An Attitude of Gratitude

I have recently had the opportunity to return to the life I used to live. In a matter of days I spoke on both coasts, north to south from Seattle to Orlando with a bunch of states in between. Once again I was met by guys with narrow ties and signs, transported to five star hotels. Snug in my room with Heavenly Bed, flat screen TV and mini-bar, tweaking my PowerPoint for the next day’s event I was happy as a king. Something had changed. While it felt like paradise, this was the traveling life I remembered bitterly complaining about just over a year ago!

What had occurred? 2009… a dreadful time. The worst year in speaking history. Like many others in my chosen profession, financially I was measurably worse off than a scant twelve months earlier. Yet in things that mattered I was immeasurably better. Unbeknownst to myself, I had grown jaded and spoiled, blind to the priceless gift that was my life and my vocation. Suddenly my eyes and heart were open again. To do this work, to make a living roving this world, meeting kindred souls, sharing stories, opening eyes and hearts… this is heaven. The whining was gone forever. Appreciation filled me.

It was a hotel room epiphany. Not just about my livelihood, but about my life. I would not have gotten to gratitude without the experience of adversity.
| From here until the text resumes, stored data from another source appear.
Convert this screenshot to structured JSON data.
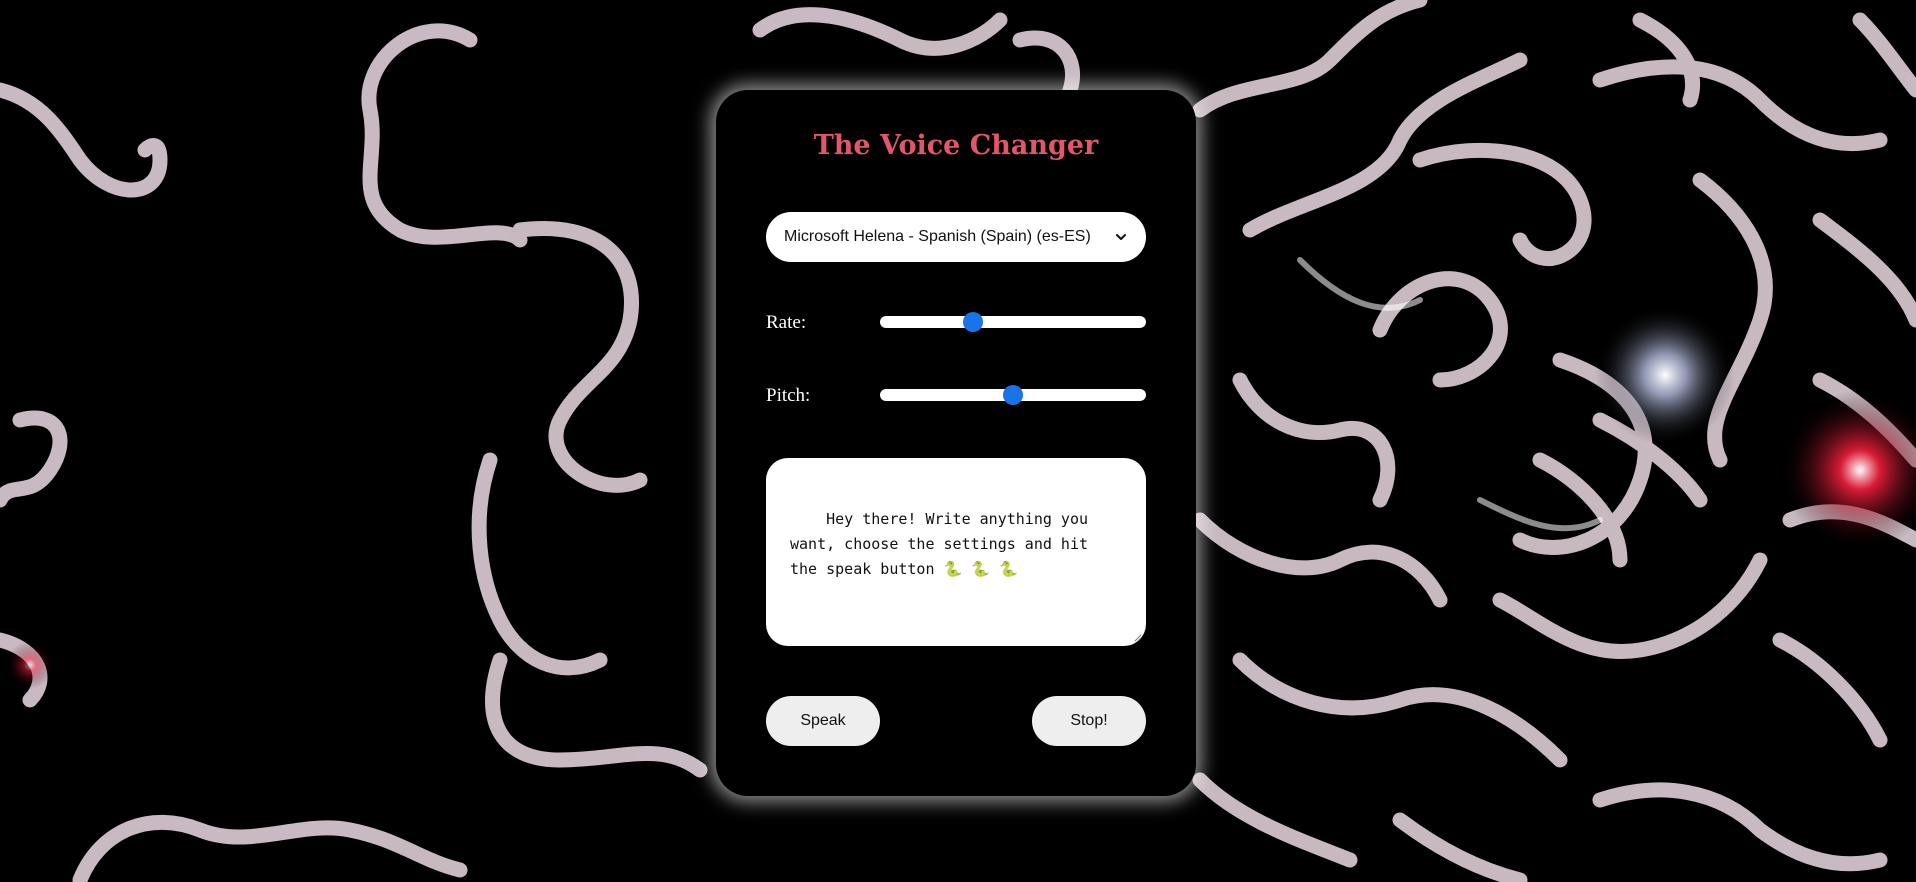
{
  "app": {
    "title": "The Voice Changer"
  },
  "voice": {
    "selected": "Microsoft Helena - Spanish (Spain) (es-ES)"
  },
  "rate": {
    "label": "Rate:",
    "level": 0.35
  },
  "pitch": {
    "label": "Pitch:",
    "level": 0.5
  },
  "text": {
    "value": "Hey there! Write anything you want, choose the settings and hit the speak button 🐍 🐍 🐍"
  },
  "buttons": {
    "speak": "Speak",
    "stop": "Stop!"
  },
  "colors": {
    "title": "#e2566a",
    "slider_thumb": "#1a73e8",
    "background": "#000000"
  }
}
Like the Taoist sages tell us: you can have everything and have nothing. You can have nothing and have everything. The Adventure Advantage reminds us that there is no such thing as losing. It is only a matter of deepening our perspective and seeing that as the world changes so must we. That what may appear to be loss is simply the winnowing away of superficiality and distraction. How much we lose by easily winning! How much may be gained from what initially appears as loss!

If there are two kinds of people: those who define success by what they have and those who define it by who they are becoming, I am learning how essential it is – especially in these times – to belong to the second group.

As Meister Eckhart said:  “If the only prayer you said in your life was ‘thank you’, that would be enough.”